Saturday, December 3, 2011

Why Most Boys SUCK ASS

Hearts are breaking as life goes on all around us. That just pisses me off!

We have an absolutely gorgeous, talented 19 year old daughter who of course thinks she's hideous. What is that? Why are women soooooooooooooo under the impression that they aren't worth a damn? And what is it with young men who use someone up and then dump them along the roadside when they don't "FEEL" for them (or anyone else for that matter) anymore?

Boys (other than my own sons and my husband and stepson of course) are the dumbest creatures in creation. "Who am I?" "Who do I want to be?" "How do you fit into my perfect little picture of a life?" "How long can I drag this out to make you doubt yourself and make you as miserable as you can be before I tell you to get lost?"

If I could fix things for her, I would. I'm her mom after all. She's my baby girl.

If I could, I'd make her dreams, all come true.
If I could, I'd make anyone pay who stomped on her heart.
If I could, I'd buy her a magic mirror that would show her exactly what she is.
If I could, I'd make sure that the only tears that fall from her eyes are due to joy.
If I could, I'd use vampire powers to compel her so that she could forget.
If I could, I'd put him on that Ghost Ship where all the people were cut in half by that wire that snapped... and the last thing he'd see is a glowing image of my daughter.
Or maybe, If I could, I'd hand him over to the psycho in "Saw" and tell the freak to make it a blunt, rusty one.
OR!!!!!!!! If I could, I'd tie him to the spot part of the asteroid fell to on "Deep Impact."

I can't do those things though. LAME!!!!

Eh, I probably wouldn't actually hurt the guy. I like him. I actually like him a lot. I think that's why I'm so shell shocked. I just don't LIKE him right now. I'm sure he's hanging with his friends, having a great time while she is sobbing and moving all of her stuff out of his house.

Maybe I could at least give him a horrendous wedgy that rides up to his throat.

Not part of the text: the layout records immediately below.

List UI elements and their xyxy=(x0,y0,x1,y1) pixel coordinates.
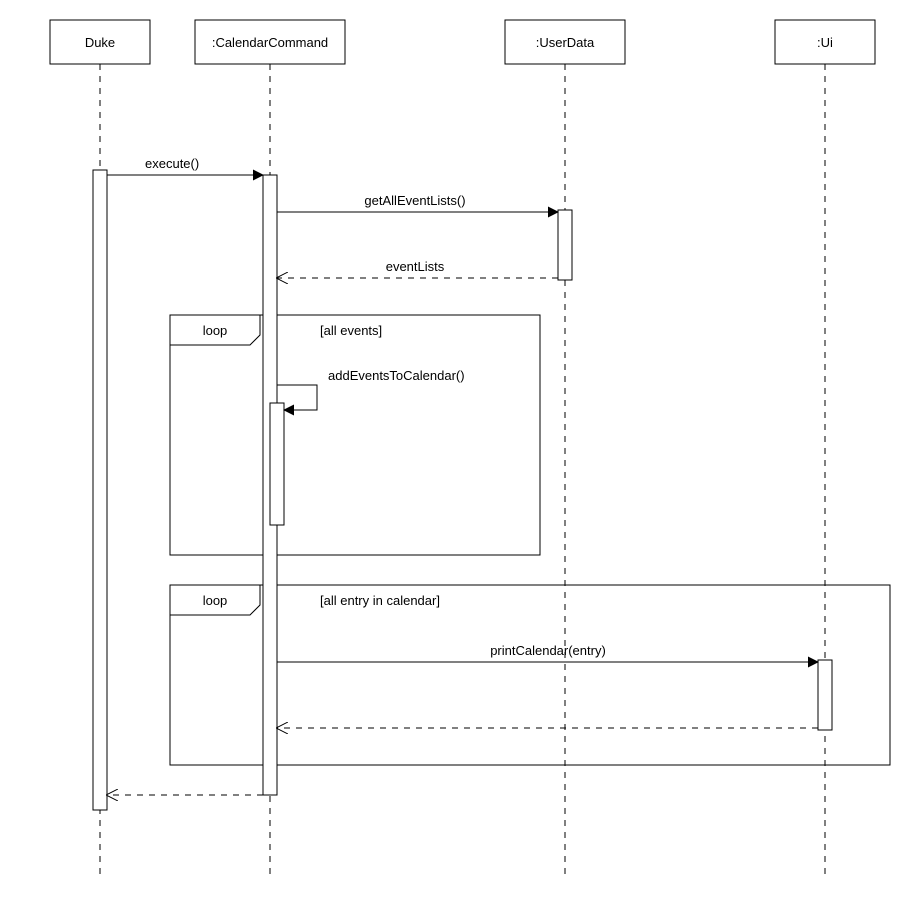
fragment-label: loop xyxy=(203,593,228,608)
lifeline-label-cmd: :CalendarCommand xyxy=(212,35,328,50)
message-label: eventLists xyxy=(386,259,445,274)
fragment-guard: [all entry in calendar] xyxy=(320,593,440,608)
activation-ui-4 xyxy=(818,660,832,730)
message-3: addEventsToCalendar() xyxy=(277,368,465,410)
message-0: execute() xyxy=(107,156,263,175)
message-label: getAllEventLists() xyxy=(364,193,465,208)
message-label: printCalendar(entry) xyxy=(490,643,606,658)
fragment-guard: [all events] xyxy=(320,323,382,338)
lifeline-label-duke: Duke xyxy=(85,35,115,50)
message-label: execute() xyxy=(145,156,199,171)
fragment-label: loop xyxy=(203,323,228,338)
message-2: eventLists xyxy=(277,259,558,278)
activation-duke-0 xyxy=(93,170,107,810)
activation-cmd-3 xyxy=(270,403,284,525)
lifeline-label-ud: :UserData xyxy=(536,35,595,50)
fragment-1: loop [all entry in calendar] xyxy=(170,585,890,765)
message-1: getAllEventLists() xyxy=(277,193,558,212)
lifeline-label-ui: :Ui xyxy=(817,35,833,50)
sequence-diagram: loop [all events] loop [all entry in calend… xyxy=(0,0,915,897)
fragment-0: loop [all events] xyxy=(170,315,540,555)
activation-ud-2 xyxy=(558,210,572,280)
message-4: printCalendar(entry) xyxy=(277,643,818,662)
message-label: addEventsToCalendar() xyxy=(328,368,465,383)
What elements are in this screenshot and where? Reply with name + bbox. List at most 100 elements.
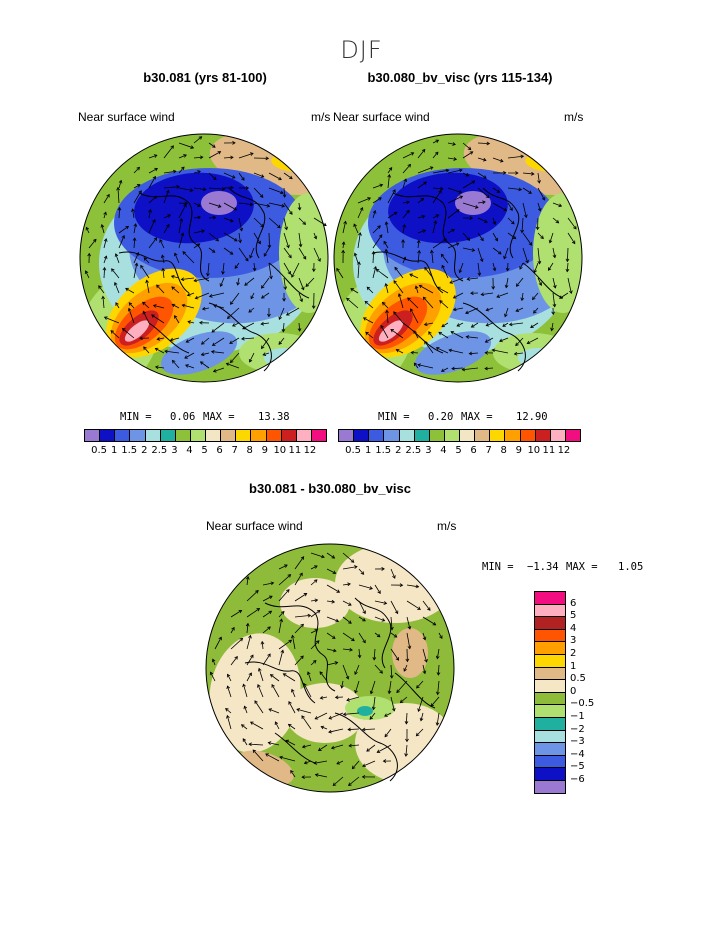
panel1-colorbar-swatch	[296, 430, 312, 441]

This would be the only time the song "Love Hurts" by Nazareth would be appropriate. Did you know that the name of the man who wrote the song "Love Hurts" is BOUDLEAUX BRYANT????? What in the heckfire kind of name is that anyway??? Were you also aware that the band Nazareth is from Scotland and was formed in 1968? All true. Read it on Wikipedia. That was three years before I was born. Kind of freaks me out a bit.

"I've really learned a lot, really learned a lot. Love is like a flame, it burns you when it's hot. Love hurts. Ooooooooooooooo Love hurts."

Hopefully my daughter is instead listening to songs like "Before He Cheats" by Carrie Underwood. Or "These Boots Are Made For Walkin" by Nancy Sinatra.

Maybe I could just procure some nettles and distribute them through all of his clothing. Or those really really tiny nasty stickers from a cactus that looks all soft and fluffy but is actually the plant from hell.

Well, there's nothing I can actually do at this point. But if you think of anything that might be of help, or a great torture device, let me know!

Mrs. Snarky

Sunday, November 27, 2011

Dreaming of a fast Christmas


I don't hate Christmas. Honestly, I don't. But, for the next month, you can expect me to bitch about the parts of Christmas that I do hate. Here we are, the weekend after Thanksgiving, and I am already sick of all the damned commercials using the "Carol of the Bells" or "The Most Wonderful Time of the Year" and changing the words to their liking. Every time I hear that shit I want to throw something at my TV.

For the first time ever, this year I went out on Black Friday... or rather, Thanksgiving night and into the beginning of Black Friday. It will likely be the last time ever. We showed up at Walmart (not my favorite place) at around 10:30, after being stuck on the interstate for close to an hour driving the final mile and a half to try to exit to all the amazing shopping in the area. It was a special time. When we got there, the place was a zoo. They were offering Blu-Ray players for 50 bucks starting at midnight. Around 25 or 30 people were standing around a pallet with their hands on the things just waiting for the clock to turn to 12, so these people were there for at least an hour and a half just holding their arms out there so they could hurry to the registers and get out with their prize. Of course, at 12:05, nobody was standing there anymore and there were still 25 or 30 of the players left. I guess they'd have had to wait in the line for an extra 15 minutes or so if they hadn't stood there so long. Makes sense.

Most Christmas songs make me feel a little ill. Lots of people love them. Not me. A little over 1/12 of your life is spent during the "Holiday Season." This means that I have to hear the same, tired, crappy songs 1/12 of the time. So far I've been lucky. My least favorite song, which I counted hearing 77 times one year, has not yet pierced my eardrums. But it's coming. It will be the subject of a later post, I promise.

Tonight we put up the tree and some lights, cleaned up some areas that truly needed attention, and had a decent night. This part of Christmas is just fine with me. Sprucing the place up, and spending time with family is nice. The external crap is what makes me hope that it gets over with, and does it quickly.

Wishing you and yours a very Happy and Speedy Holiday Season.